Verify that y = log ${\left(x+\sqrt{x^2+a^2}\right)}^2$ satisfies the differential equation $\left(a^2+x^2\right)\frac{d^{2}y}{d{x}^2}+x\frac{dy}{dx}=0$.

Answer 1

We have,
$y=\log {\left(x+\sqrt{x^2+a^2}\right)}^2$ ...(1)

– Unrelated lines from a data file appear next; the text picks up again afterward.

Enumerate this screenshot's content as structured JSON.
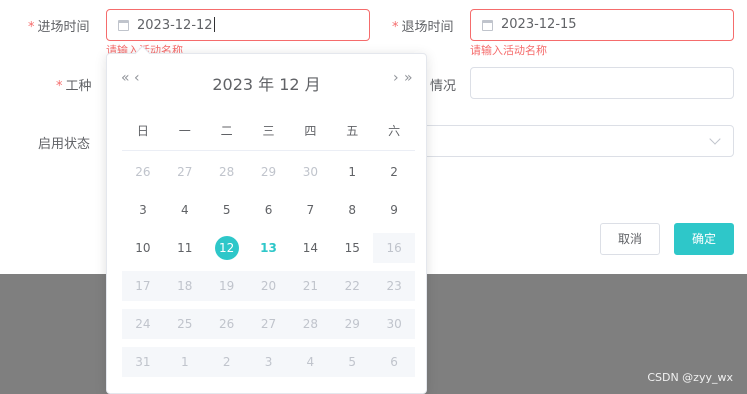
{
  "form": {
    "entry_time": {
      "label": "进场时间",
      "required": "*",
      "value": "2023-12-12",
      "error": "请输入活动名称"
    },
    "exit_time": {
      "label": "退场时间",
      "required": "*",
      "value": "2023-12-15",
      "error": "请输入活动名称"
    },
    "work_type": {
      "label": "工种",
      "required": "*"
    },
    "status_partial": {
      "label": "情况"
    },
    "enable_status": {
      "label": "启用状态"
    }
  },
  "buttons": {
    "cancel": "取消",
    "ok": "确定"
  },
  "watermark": "CSDN @zyy_wx",
  "picker": {
    "prev_year": "«",
    "prev_month": "‹",
    "next_month": "›",
    "next_year": "»",
    "title": "2023 年  12 月",
    "weekdays": [
      "日",
      "一",
      "二",
      "三",
      "四",
      "五",
      "六"
    ],
    "weeks": [
      [
        {
          "d": "26",
          "t": "other"
        },
        {
          "d": "27",
          "t": "other"
        },
        {
          "d": "28",
          "t": "other"
        },
        {
          "d": "29",
          "t": "other"
        },
        {
          "d": "30",
          "t": "other"
        },
        {
          "d": "1",
          "t": "cur"
        },
        {
          "d": "2",
          "t": "cur"
        }
      ],
      [
        {
          "d": "3",
          "t": "cur"
        },
        {
          "d": "4",
          "t": "cur"
        },
        {
          "d": "5",
          "t": "cur"
        },
        {
          "d": "6",
          "t": "cur"
        },
        {
          "d": "7",
          "t": "cur"
        },
        {
          "d": "8",
          "t": "cur"
        },
        {
          "d": "9",
          "t": "cur"
        }
      ],
      [
        {
          "d": "10",
          "t": "cur"
        },
        {
          "d": "11",
          "t": "cur"
        },
        {
          "d": "12",
          "t": "sel"
        },
        {
          "d": "13",
          "t": "today"
        },
        {
          "d": "14",
          "t": "cur"
        },
        {
          "d": "15",
          "t": "cur"
        },
        {
          "d": "16",
          "t": "dis"
        }
      ],
      [
        {
          "d": "17",
          "t": "dis"
        },
        {
          "d": "18",
          "t": "dis"
        },
        {
          "d": "19",
          "t": "dis"
        },
        {
          "d": "20",
          "t": "dis"
        },
        {
          "d": "21",
          "t": "dis"
        },
        {
          "d": "22",
          "t": "dis"
        },
        {
          "d": "23",
          "t": "dis"
        }
      ],
      [
        {
          "d": "24",
          "t": "dis"
        },
        {
          "d": "25",
          "t": "dis"
        },
        {
          "d": "26",
          "t": "dis"
        },
        {
          "d": "27",
          "t": "dis"
        },
        {
          "d": "28",
          "t": "dis"
        },
        {
          "d": "29",
          "t": "dis"
        },
        {
          "d": "30",
          "t": "dis"
        }
      ],
      [
        {
          "d": "31",
          "t": "dis"
        },
        {
          "d": "1",
          "t": "dis"
        },
        {
          "d": "2",
          "t": "dis"
        },
        {
          "d": "3",
          "t": "dis"
        },
        {
          "d": "4",
          "t": "dis"
        },
        {
          "d": "5",
          "t": "dis"
        },
        {
          "d": "6",
          "t": "dis"
        }
      ]
    ]
  },
  "colors": {
    "accent": "#2ec7c9",
    "error": "#f56c6c",
    "overlay": "#7f7f7f"
  }
}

Differentiating both sides of (1) with respect to $x$, we get
$$\begin{gathered} \frac{dy}{dx}=\frac{d}{dx}\left[\log {\left(x+\sqrt{x^2+a^2}\right)}^2\right] \\ =\frac{d}{dx}\left[2\log \left(x+\sqrt{x^2+a^2}\right)\right] \\ =2\frac{1+{\displaystyle \frac{1}{2}}{\displaystyle \frac{2x}{\sqrt{x^2+a^2}}}}{x+\sqrt{x^2+a^2}} \\ =2\frac{{\displaystyle \frac{\sqrt{x^2+a^2}+x}{\sqrt{x^2+a^2}}}}{x+\sqrt{x^2+a^2}} \\ =\frac{2}{\sqrt{x^2+a^2}}...\left(2\right) \end{gathered}$$
Differentiating both sides of (2) with respect to $x$, we get
$$\begin{gathered} \frac{d^{2}y}{d{x}^2}=2\left(-\frac{1}{2}\right)\frac{2x}{\left(x^2+a^2\right)\sqrt{x^2+a^2}} \\ \Rightarrow \left(a^2+x^2\right)\frac{d^{2}y}{d{x}^2}=-\frac{2x}{\sqrt{x^2+a^2}} \\ \Rightarrow \left(a^2+x^2\right)\frac{d^{2}y}{d{x}^2}=-x\frac{dy}{dx}\left[\text{Using}\left(2\right)\right] \\ \Rightarrow \left(a^2+x^2\right)\frac{d^{2}y}{d{x}^2}+x\frac{dy}{dx}=0 \end{gathered}$$
Hence, the given function is the solution to the given differential equation.